Archiv | Februar 2012

Thema: Shopping

Herzlich Willkommen zu unserer aktuellen Studie – November 2011

Ziel der Studie ist es herauszufinden, wie die Gewohnheiten der Verbraucher beim Shoppen sind. Zu welchen Zeiten vorwiegend eingekauft wird, wie die Bekleidung, Schuhe oder Accessoires transportiert werden und welche Zahlungsmittel der Verbraucher bevorzugt.

Einblicke in die Studienergebnisse:

Vorbei die Zeiten, in denen Frauen allein für den Einkauf von Hemden, Socken und Schlafanzügen ihrer Männer zuständig waren. Fast alle Verbraucher (97 Prozent) sind, wenn es um Bekleidung, Schuhe und Accessoire geht, zumindest am Einkauf  beteiligt.
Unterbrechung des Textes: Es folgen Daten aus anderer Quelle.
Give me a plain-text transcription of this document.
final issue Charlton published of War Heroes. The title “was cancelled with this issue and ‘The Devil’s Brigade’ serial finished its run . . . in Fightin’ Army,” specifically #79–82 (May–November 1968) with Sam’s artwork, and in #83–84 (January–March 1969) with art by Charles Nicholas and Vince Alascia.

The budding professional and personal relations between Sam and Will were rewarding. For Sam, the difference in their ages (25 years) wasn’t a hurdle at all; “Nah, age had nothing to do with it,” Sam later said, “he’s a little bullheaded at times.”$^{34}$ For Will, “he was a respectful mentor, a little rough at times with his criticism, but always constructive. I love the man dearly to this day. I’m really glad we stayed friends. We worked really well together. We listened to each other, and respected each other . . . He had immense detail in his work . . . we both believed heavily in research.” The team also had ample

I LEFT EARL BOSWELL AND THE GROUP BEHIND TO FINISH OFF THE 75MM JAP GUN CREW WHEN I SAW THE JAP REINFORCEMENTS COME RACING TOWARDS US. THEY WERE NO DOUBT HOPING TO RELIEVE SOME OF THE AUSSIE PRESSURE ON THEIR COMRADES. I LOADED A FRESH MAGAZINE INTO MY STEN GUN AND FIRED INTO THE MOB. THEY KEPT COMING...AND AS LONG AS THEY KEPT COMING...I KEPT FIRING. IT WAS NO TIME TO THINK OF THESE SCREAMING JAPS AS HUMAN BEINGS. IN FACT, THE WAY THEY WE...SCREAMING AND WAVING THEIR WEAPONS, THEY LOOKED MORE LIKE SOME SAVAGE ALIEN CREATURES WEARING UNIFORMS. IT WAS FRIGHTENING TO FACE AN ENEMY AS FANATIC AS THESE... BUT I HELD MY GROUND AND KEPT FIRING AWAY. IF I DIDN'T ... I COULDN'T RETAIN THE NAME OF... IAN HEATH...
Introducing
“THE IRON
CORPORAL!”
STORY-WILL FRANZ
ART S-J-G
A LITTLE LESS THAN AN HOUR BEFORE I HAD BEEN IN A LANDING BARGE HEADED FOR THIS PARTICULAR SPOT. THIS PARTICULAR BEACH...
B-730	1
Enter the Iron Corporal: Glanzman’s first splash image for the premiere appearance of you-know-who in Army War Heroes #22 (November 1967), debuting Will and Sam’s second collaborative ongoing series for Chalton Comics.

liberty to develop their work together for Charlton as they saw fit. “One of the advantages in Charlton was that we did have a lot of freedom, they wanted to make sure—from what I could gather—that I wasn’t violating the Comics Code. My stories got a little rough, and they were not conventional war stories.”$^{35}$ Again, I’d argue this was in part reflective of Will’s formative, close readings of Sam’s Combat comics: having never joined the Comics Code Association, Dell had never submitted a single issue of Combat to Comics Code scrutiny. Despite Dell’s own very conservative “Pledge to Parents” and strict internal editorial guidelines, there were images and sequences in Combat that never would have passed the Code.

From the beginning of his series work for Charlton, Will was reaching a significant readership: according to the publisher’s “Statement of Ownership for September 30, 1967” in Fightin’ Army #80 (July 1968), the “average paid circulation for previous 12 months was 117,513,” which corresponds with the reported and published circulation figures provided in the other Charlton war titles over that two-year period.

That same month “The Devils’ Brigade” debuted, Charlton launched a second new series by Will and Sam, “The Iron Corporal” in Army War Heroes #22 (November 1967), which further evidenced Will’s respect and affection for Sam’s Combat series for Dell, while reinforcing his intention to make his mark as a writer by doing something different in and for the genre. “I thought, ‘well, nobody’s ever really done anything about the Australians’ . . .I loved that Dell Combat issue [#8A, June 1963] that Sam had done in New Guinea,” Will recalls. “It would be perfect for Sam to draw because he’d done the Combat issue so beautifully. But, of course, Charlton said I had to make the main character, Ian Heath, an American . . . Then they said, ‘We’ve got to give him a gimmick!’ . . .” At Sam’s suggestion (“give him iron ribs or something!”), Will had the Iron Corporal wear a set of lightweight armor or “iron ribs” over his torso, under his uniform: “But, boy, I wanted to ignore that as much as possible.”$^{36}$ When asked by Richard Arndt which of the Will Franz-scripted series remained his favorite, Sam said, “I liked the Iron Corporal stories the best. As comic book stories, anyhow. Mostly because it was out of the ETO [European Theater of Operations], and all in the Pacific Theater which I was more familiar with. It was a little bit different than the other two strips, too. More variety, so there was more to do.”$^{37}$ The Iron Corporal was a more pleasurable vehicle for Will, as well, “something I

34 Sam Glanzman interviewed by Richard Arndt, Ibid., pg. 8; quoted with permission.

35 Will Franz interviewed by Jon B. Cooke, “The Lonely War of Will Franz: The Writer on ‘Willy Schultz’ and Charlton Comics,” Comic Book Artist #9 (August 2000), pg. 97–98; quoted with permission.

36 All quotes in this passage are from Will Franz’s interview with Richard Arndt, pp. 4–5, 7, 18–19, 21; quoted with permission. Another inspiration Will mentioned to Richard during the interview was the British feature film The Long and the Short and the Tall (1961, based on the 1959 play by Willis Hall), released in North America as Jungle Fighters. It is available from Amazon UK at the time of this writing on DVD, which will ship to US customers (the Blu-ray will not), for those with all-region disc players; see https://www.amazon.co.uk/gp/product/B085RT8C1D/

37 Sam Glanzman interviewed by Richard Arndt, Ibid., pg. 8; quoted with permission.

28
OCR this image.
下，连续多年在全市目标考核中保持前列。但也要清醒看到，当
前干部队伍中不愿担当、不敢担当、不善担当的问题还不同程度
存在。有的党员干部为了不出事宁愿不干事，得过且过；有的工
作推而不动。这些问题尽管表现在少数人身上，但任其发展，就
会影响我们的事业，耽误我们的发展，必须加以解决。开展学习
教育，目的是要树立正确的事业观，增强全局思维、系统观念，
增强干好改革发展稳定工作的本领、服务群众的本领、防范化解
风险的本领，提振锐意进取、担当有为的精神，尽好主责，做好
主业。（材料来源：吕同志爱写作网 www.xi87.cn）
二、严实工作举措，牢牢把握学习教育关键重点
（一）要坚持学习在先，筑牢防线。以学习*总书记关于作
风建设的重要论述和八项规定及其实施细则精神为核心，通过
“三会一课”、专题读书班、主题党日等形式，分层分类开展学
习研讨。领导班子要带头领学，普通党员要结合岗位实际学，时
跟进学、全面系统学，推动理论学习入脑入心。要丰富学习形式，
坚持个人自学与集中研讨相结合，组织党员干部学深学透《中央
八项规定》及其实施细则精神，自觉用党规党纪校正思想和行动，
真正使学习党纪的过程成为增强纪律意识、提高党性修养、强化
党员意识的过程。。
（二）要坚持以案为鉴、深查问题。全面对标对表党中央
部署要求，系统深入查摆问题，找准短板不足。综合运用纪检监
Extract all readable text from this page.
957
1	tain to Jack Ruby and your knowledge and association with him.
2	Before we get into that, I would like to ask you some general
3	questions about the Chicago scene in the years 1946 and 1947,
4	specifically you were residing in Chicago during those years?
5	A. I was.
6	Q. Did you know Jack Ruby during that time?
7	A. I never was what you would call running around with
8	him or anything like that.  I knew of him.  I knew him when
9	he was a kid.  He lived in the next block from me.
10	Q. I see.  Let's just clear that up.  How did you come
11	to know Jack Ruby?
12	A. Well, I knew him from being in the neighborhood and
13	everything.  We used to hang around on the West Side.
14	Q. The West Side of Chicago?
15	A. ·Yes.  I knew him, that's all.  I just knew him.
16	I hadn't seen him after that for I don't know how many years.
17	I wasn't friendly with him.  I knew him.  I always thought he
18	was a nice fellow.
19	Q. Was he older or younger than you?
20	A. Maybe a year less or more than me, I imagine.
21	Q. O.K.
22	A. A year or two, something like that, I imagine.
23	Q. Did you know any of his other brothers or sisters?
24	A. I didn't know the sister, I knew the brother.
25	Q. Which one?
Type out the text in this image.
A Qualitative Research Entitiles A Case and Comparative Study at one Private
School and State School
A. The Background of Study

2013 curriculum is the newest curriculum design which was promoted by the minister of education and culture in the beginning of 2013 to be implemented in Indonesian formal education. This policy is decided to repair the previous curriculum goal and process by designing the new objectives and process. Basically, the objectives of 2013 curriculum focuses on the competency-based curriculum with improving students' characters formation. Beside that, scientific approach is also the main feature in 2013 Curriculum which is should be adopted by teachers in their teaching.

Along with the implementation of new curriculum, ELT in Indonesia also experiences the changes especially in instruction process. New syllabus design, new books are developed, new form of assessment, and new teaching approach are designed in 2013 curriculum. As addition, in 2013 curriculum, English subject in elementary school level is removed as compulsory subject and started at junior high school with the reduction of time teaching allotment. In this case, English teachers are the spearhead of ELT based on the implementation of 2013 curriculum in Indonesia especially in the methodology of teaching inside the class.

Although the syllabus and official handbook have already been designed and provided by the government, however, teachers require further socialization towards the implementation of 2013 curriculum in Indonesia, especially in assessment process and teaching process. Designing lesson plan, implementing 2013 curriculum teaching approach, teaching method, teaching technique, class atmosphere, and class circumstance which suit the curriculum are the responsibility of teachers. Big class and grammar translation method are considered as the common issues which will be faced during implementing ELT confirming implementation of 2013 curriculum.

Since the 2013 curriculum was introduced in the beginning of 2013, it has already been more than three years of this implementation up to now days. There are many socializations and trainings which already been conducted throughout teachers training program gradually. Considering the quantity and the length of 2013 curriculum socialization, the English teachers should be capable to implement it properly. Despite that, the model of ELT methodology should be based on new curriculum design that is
Nur wenige Verbraucher geben an, dass andere Personen für diese Einkäufe zuständig sind, und das sind – ausnahmslos Männer (6 Prozent).

Für viele Verbraucher ist shoppen positiv besetzt, es kann Spaß (25 Prozent), Abwechselung (23 Prozent) gute Unterhaltung (19 Prozent), Entspannung (19 Prozent), Urlaub vom Alltag (16 Prozent) und sogar liebste Freizeitbeschäftigung (9 Prozent) sein. Unabdingbare Voraussetzung ist allerdings, dass genug Geld dafür im Portemonnaie ist. Anders sieht es nämlich für diejenigen aus, die sehr genau haushalten müssen. Für sie ist shoppen eher „deprimierend, weil ich immer auf das Geld achten muss“ (18 Prozent). Über knappe Finanzen klagen deutlich mehr Frauen (21 Prozent) als Männer (15 Prozent), fällt ihnen meist ja auch die Rolle der Alleinerziehenden zu oder die Jobs mit geringerer Entlohnung.  Trotzdem sind es die Frauen, die beim Shoppen den größten Spaß haben.

Abgesehen von diesen Sonnen und Schattenseiten des Shoppens gibt es eine erstaunliche große Zahl von Verbrauchern, die beim Shoppen – trotz oder gerade wegen des großem Angebots – unter der  Qual mit der Wahl leiden. Sie empfinden shoppen oft als „langwierig und schwierig, weil es oft lange dauert bevor ich das Richtige finde“ (30 Prozent). Dies betrifft Männer und Frauen gleichermaßen. Bei den Verbrauchern, die shoppen als „lästige Pflicht empfinden“ (23 Prozent), liegen die Männer (29 Prozent) deutlich vor den Frauen (17 Prozent).

Männer schätzen die Begleitung ihrer Partnerin beim Shoppen (47 Prozent) sehr, brauchen viele von ihnen doch jemanden, der sie dazu motiviert, etwas neues zu kaufen. Frauen kaufen gerne auch zusammen mit Freunden/innen (23 Prozent) ein.

Befragt, wo die Verbraucher bevorzugt Bekleidung Schuhe und Accessoires einkaufen, kann das Internet (66 Prozent) durchaus mit Kaufhäusern (71 Prozent) und Boutiquen/Fachgeschäften (60 Prozent) mithalten. Fraglich ist, wie lange der örtliche Handel bei dieser Aufholjagd noch in der gegenwärtigen Dichte bestehen bleiben kann. Die späten Öffnungszeiten nach 20:00 Uhr helfen hier  wenig weiter, sie werden beim Shoppen ebenso wie beim Lebensmitteleinkauf (siehe unsere Studie aus dem September 2011) wenig genutzt  (13 Prozent). Lieber sitzt der Verbraucher zu Hause bequem auf dem Sofa und shoppt  im Internet. Verkaufsoffene Sonntage werden eher wahrgenommen (10 Prozent), können sie doch hin und wieder auch mal den Sonntagsausflug ersetzen.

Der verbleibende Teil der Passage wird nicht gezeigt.